The Nature Communications paper presents findings from tests of the company’s self-amplifying viral RNA therapies in lab cultures, then given intravenously to mice and monkeys induced with solid tumor cancers. The tests show engineered Seneca Valley virus and Coxsackievirus treatments in lipid nanoparticles or LNPs produce infectious viral particles that replicate and spread within tumors. The researchers tested these engineered viruses with RNA therapies in lab mice grafted with non-small cell lung cancer and melanoma, showing the tumors regress after receiving treatments.

Moreover, the tests show the mice tolerate the treatments, at doses above levels needed to regress tumors, with little body weight change, and minimal effects on their organs. Similar tests with macaque monkeys, infused three times every two weeks with engineered Seneca Valley virus therapies, show delivery of lipid-encased viral nanoparticles to tissues and organs in their bodies, with few adverse effects on those organs. Plus, when challenged with additional neutralizing antibodies, the lipid-encased engineered Seneca Valley virus therapies remain effective in test animals.

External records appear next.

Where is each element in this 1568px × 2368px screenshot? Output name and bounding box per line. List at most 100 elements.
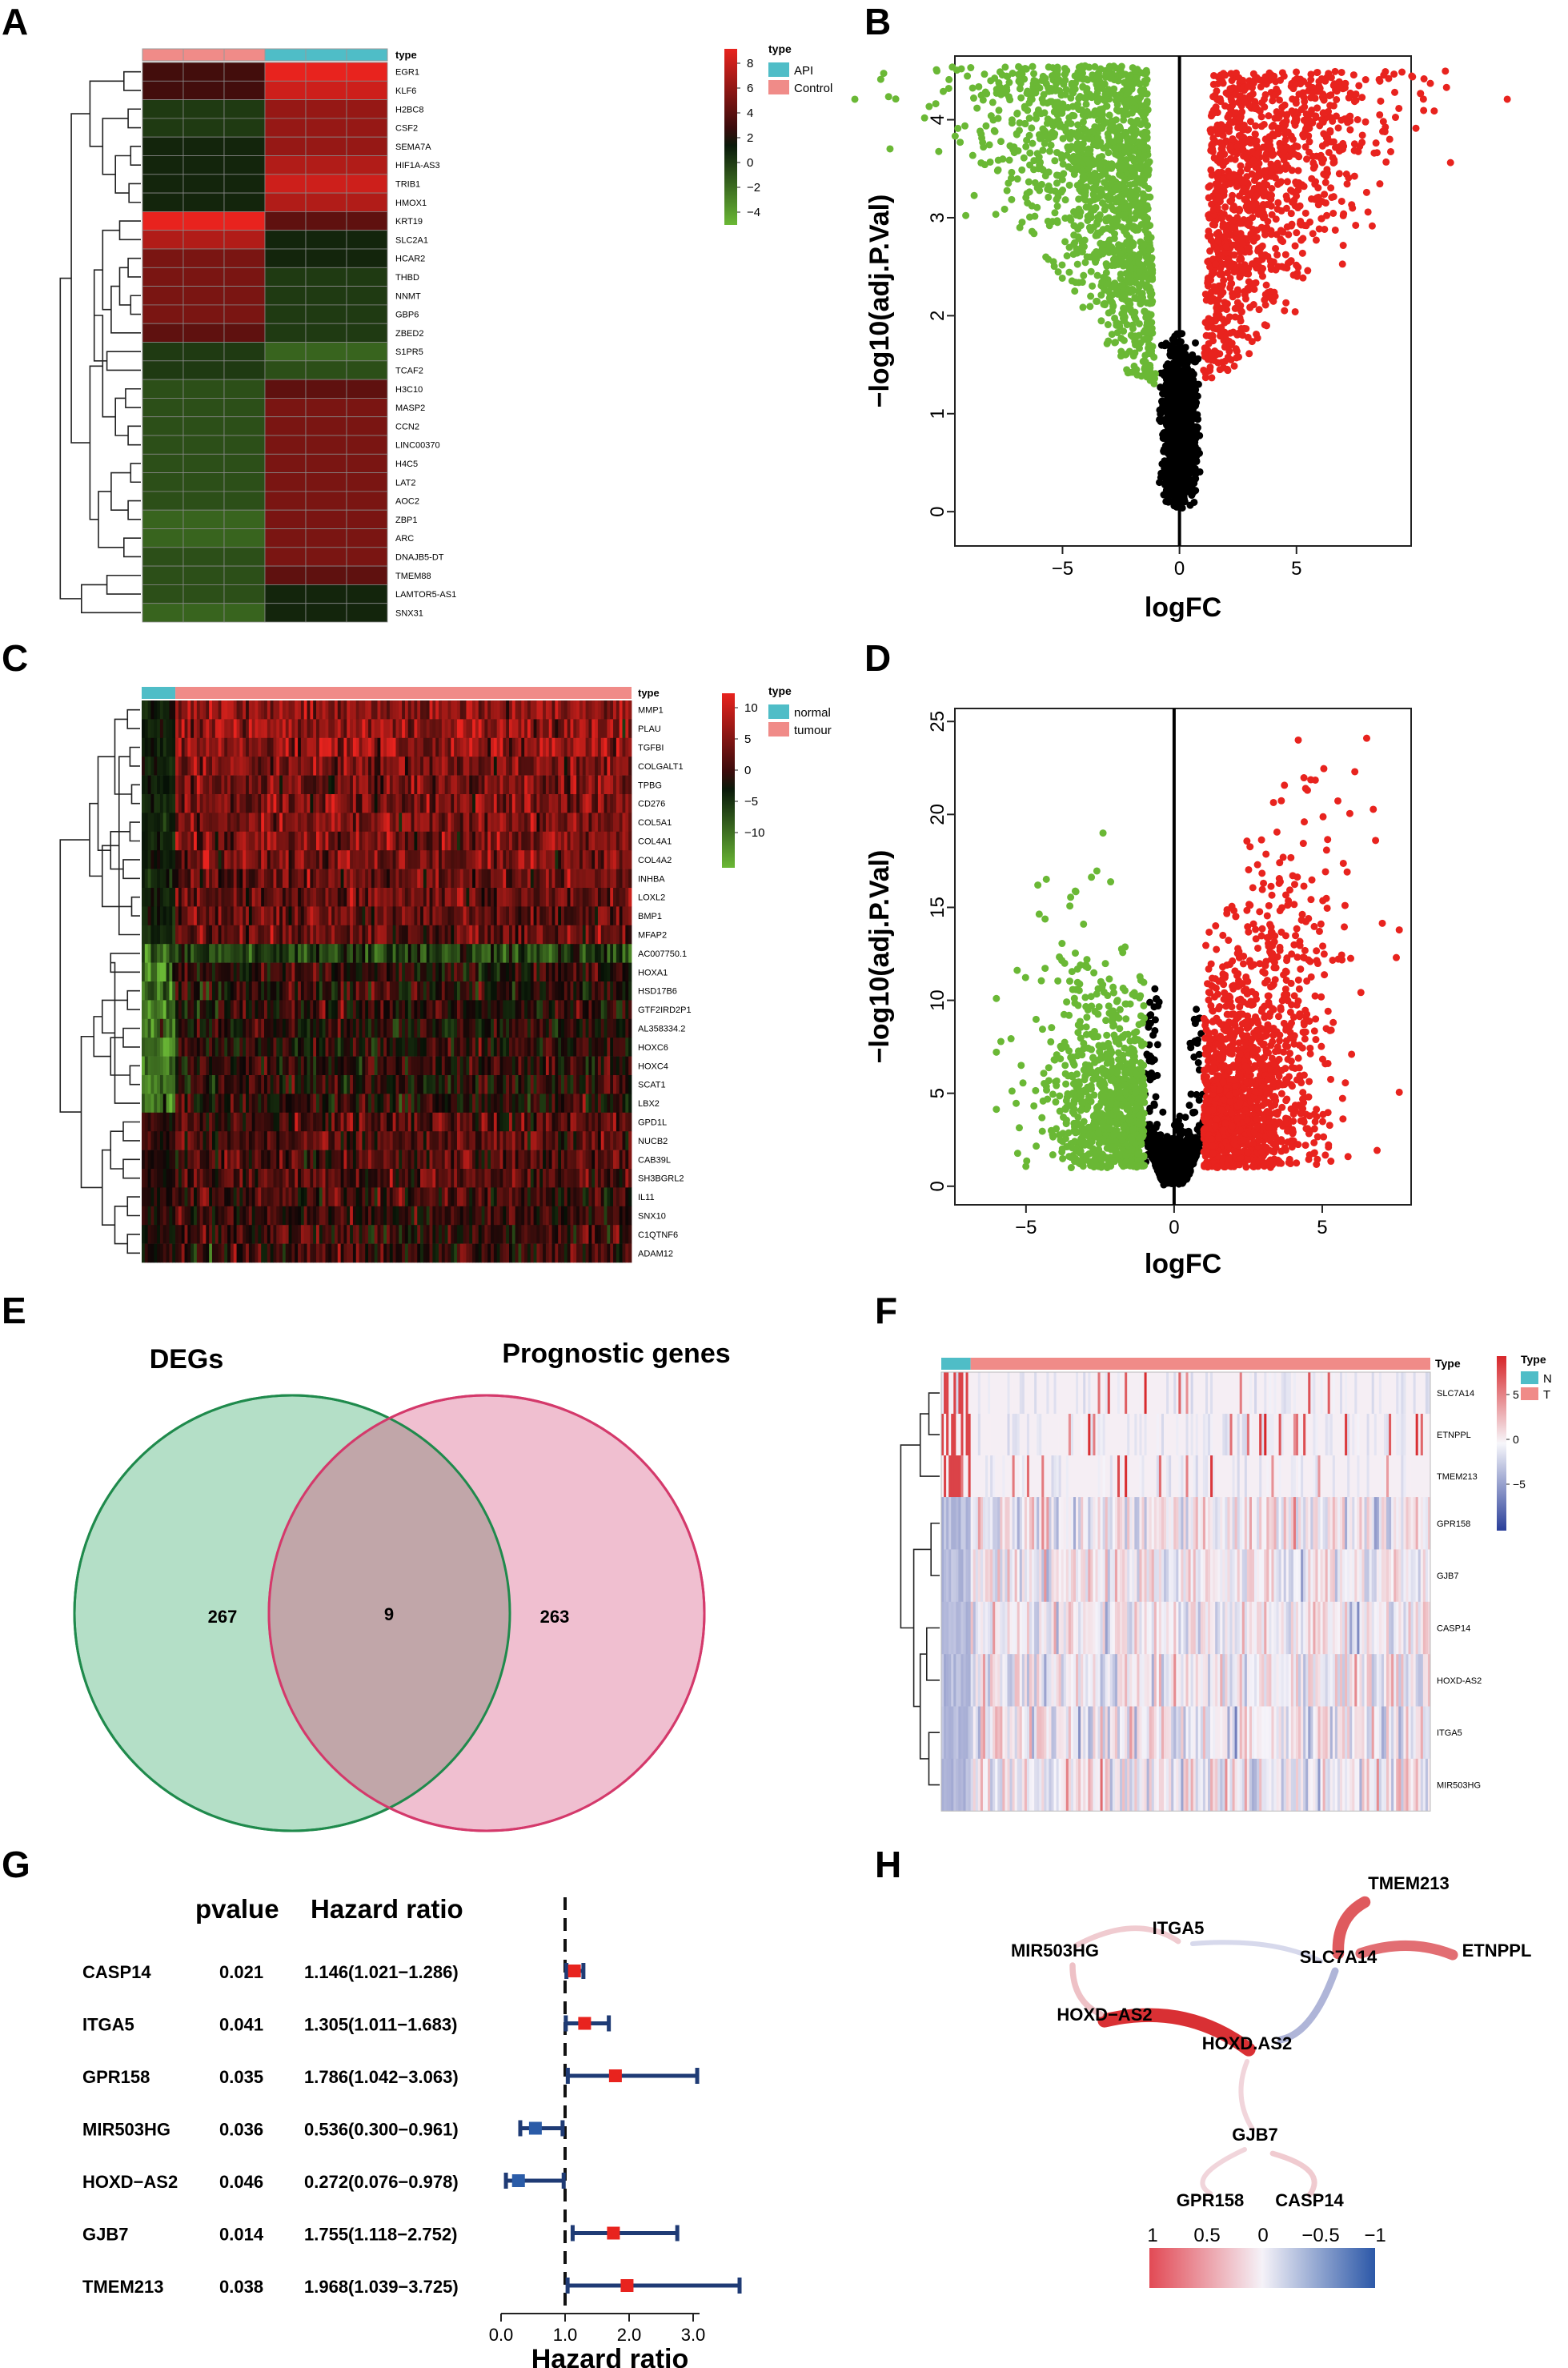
volcano-point [1080,272,1087,279]
volcano-point [1223,243,1230,251]
heatmap-cell [491,776,494,795]
heatmap-cell [328,738,331,757]
gene-label: MMP1 [638,706,664,716]
volcano-point [1045,194,1052,201]
heatmap-cell [328,776,331,795]
heatmap-cell [166,700,170,720]
volcano-point [1283,161,1290,168]
volcano-point [1074,261,1081,268]
heatmap-cell [466,757,469,776]
heatmap-cell [442,776,445,795]
heatmap-cell [347,100,387,118]
volcano-point [967,64,974,71]
volcano-point [1352,222,1359,229]
heatmap-cell [323,738,326,757]
heatmap-cell [347,267,387,286]
heatmap-cell [331,738,335,757]
x-axis-label: logFC [1145,592,1221,623]
volcano-point [1292,308,1299,315]
heatmap-cell [341,757,344,776]
heatmap-cell [338,719,341,738]
volcano-point [1131,202,1138,209]
heatmap-cell [237,738,240,757]
heatmap-cell [306,417,347,435]
volcano-point [1392,114,1399,121]
heatmap-cell [552,757,555,776]
volcano-point [1085,150,1092,157]
heatmap-cell [414,757,417,776]
heatmap-cell [414,738,417,757]
volcano-point [1097,172,1105,179]
heatmap-cell [399,700,402,720]
heatmap-cell [546,700,549,720]
heatmap-cell [576,738,579,757]
y-tick-label: 0 [927,506,948,516]
heatmap-cell [347,454,387,472]
heatmap-cell [265,529,306,548]
volcano-point [1042,172,1049,179]
heatmap-cell [567,776,571,795]
volcano-point [1346,126,1353,134]
heatmap-cell [273,776,276,795]
heatmap-cell [588,719,592,738]
volcano-point [1229,217,1236,224]
volcano-point [1268,227,1275,235]
heatmap-cell [215,738,219,757]
volcano-point [1317,215,1325,223]
heatmap-cell [592,700,595,720]
heatmap-cell [249,719,252,738]
heatmap-cell [395,719,399,738]
heatmap-cell [494,776,497,795]
heatmap-cell [353,776,356,795]
heatmap-cell [145,738,148,757]
volcano-point [1269,298,1277,305]
heatmap-cell [187,776,190,795]
volcano-point [1321,226,1328,233]
heatmap-cell [209,757,212,776]
heatmap-cell [265,473,306,492]
volcano-point [1206,183,1213,190]
heatmap-cell [175,719,178,738]
heatmap-cell [142,343,183,361]
heatmap-cell [172,700,175,720]
volcano-point [1205,275,1212,282]
heatmap-cell [347,193,387,211]
volcano-point [1097,106,1104,113]
volcano-point [1123,239,1130,246]
volcano-point [1297,218,1304,225]
volcano-point [1408,73,1415,80]
volcano-point [1262,91,1269,98]
heatmap-cell [187,700,190,720]
heatmap-cell [283,700,286,720]
volcano-point [1250,238,1257,245]
volcano-point [988,112,995,119]
heatmap-cell [142,417,183,435]
heatmap-cell [620,738,623,757]
gene-label: TMEM88 [395,572,431,581]
volcano-point [1208,237,1215,244]
volcano-point [1103,263,1110,270]
heatmap-cell [347,417,387,435]
heatmap-cell [265,379,306,398]
heatmap-cell [246,700,249,720]
heatmap-cell [380,700,383,720]
gene-label: LINC00370 [395,441,440,451]
volcano-point [1118,71,1125,78]
volcano-point [993,86,1001,93]
heatmap-cell [598,776,601,795]
heatmap-cell [420,719,423,738]
heatmap-cell [306,81,347,99]
heatmap-cell [239,738,243,757]
heatmap-cell [172,776,175,795]
heatmap-cell [494,719,497,738]
heatmap-cell [347,343,387,361]
heatmap-cell [472,719,475,738]
volcano-point [1193,415,1201,422]
heatmap-cell [576,700,579,720]
heatmap-cell [194,757,197,776]
volcano-point [1022,143,1029,151]
volcano-point [1034,150,1041,157]
volcano-point [886,145,893,152]
heatmap-cell [598,700,601,720]
heatmap-cell [157,719,160,738]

Oncorus believes the findings advance the company’s first cancer treatment with this specific technology, code-named ONCR-021. “As demonstrated in animal models outlined here,” says Oncorus vice-president for research Matthew Kennedy and lead author on the paper in a company statement, “we’ve established a way to simultaneously cause direct tumor cell killing in addition to broad immune stimulation in multiple tumors through an IV-administered self-amplifying RNA encapsulated within an LNP. We look forward to progressing our first candidate from this platform, ONCR-021, in patients with non-small cell lung cancer, renal cell carcinoma, melanoma, and hepatocellular carcinoma.”